Il diminua encore sa demande et la fit descendre à vingt-cinq mille; on lui offrit cinquante louis; tout ce qu'on avait; et encore était-ce une grande preuve d'amitié qu'on lui donnait là.

Pendant toute la journée, il se fatigua à battre les quatre coins de Paris, enfiévré, désespéré, se disant après chaque refus qu'il était fou de s'obstiner, et s'obstinant quand même, persévérant malgré tout.

Ne trouverait-il donc pas un coeur généreux qui le comprît?

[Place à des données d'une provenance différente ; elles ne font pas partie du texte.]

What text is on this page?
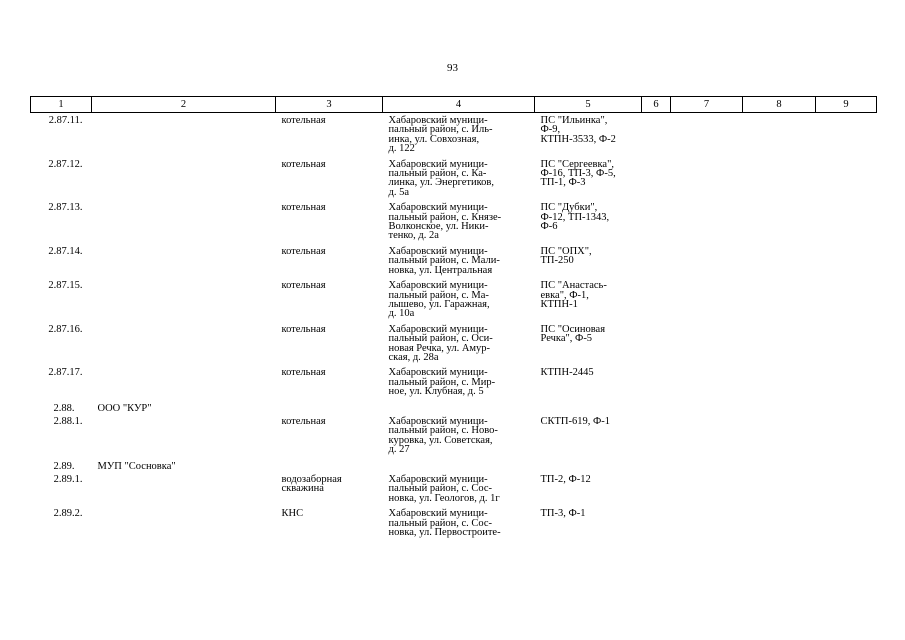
93
1	2	3	4	5	6	7	8	9
2.87.11.		котельная	Хабаровский муници-
пальный район, с. Иль-
инка, ул. Совхозная,
д. 122	ПС "Ильинка",
Ф-9,
КТПН-3533, Ф-2				
2.87.12.		котельная	Хабаровский муници-
пальный район, с. Ка-
линка, ул. Энергетиков,
д. 5а	ПС "Сергеевка",
Ф-16, ТП-3, Ф-5,
ТП-1, Ф-3				
2.87.13.		котельная	Хабаровский муници-
пальный район, с. Князе-
Волконское, ул. Ники-
тенко, д. 2а	ПС "Дубки",
Ф-12, ТП-1343,
Ф-6				
2.87.14.		котельная	Хабаровский муници-
пальный район, с. Мали-
новка, ул. Центральная	ПС "ОПХ",
ТП-250				
2.87.15.		котельная	Хабаровский муници-
пальный район, с. Ма-
лышево, ул. Гаражная,
д. 10а	ПС "Анастась-
евка", Ф-1,
КТПН-1				
2.87.16.		котельная	Хабаровский муници-
пальный район, с. Оси-
новая Речка, ул. Амур-
ская, д. 28а	ПС "Осиновая
Речка", Ф-5				
2.87.17.		котельная	Хабаровский муници-
пальный район, с. Мир-
ное, ул. Клубная, д. 5	КТПН-2445				
2.88.	ООО "КУР"							
2.88.1.		котельная	Хабаровский муници-
пальный район, с. Ново-
куровка, ул. Советская,
д. 27	СКТП-619, Ф-1				
2.89.	МУП "Сосновка"							
2.89.1.		водозаборная
скважина	Хабаровский муници-
пальный район, с. Сос-
новка, ул. Геологов, д. 1г	ТП-2, Ф-12				
2.89.2.		КНС	Хабаровский муници-
пальный район, с. Сос-
новка, ул. Первостроите-	ТП-3, Ф-1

A six heures du soir il prit le chemin de fer pour aller à Montmorency faire une dernière tentative, et il revint à huit heures, ayant échoué à Montmorency comme il avait échoué à Paris.

Il fallait rentrer à Nogent où elle l'attendait, d'autant plus tourmentée par l'angoisse qu'elle ne le voyait pas revenir.

Que lui dire?

Et cependant il fallait qu'il dît quelque chose, qu'il expliquât ce qu'il avait tenté et comment il n'avait pas réussi. Après les humiliations de la journée, celle-là serait encore la plus cruelle. Il n'avait rien pu, il ne pouvait rien pour elle; quelle honte et quelle douleur!

Ordinairement le soir la famille était réunie dans le salon ou bien sur la terrasse qui dominait le jardin, et c'était là qu'il espérait trouver madame Fourcy; mais personne n'était sur la terrasse et le salon était sombre.

Que se passait-il donc? Un frisson le secoua de la tête aux pieds, car il était dans un état nerveux où le corps aussi bien que l'esprit se laisse effarer sans résistance.

Une femme de chambre lui donna d'elle-même l'explication qu'il n'osait demander: M. Fourcy, toujours Souffrant, gardait la chambre, et madame Fourcy, ainsi que Lucien et Marcelle, étaient installés près de lui.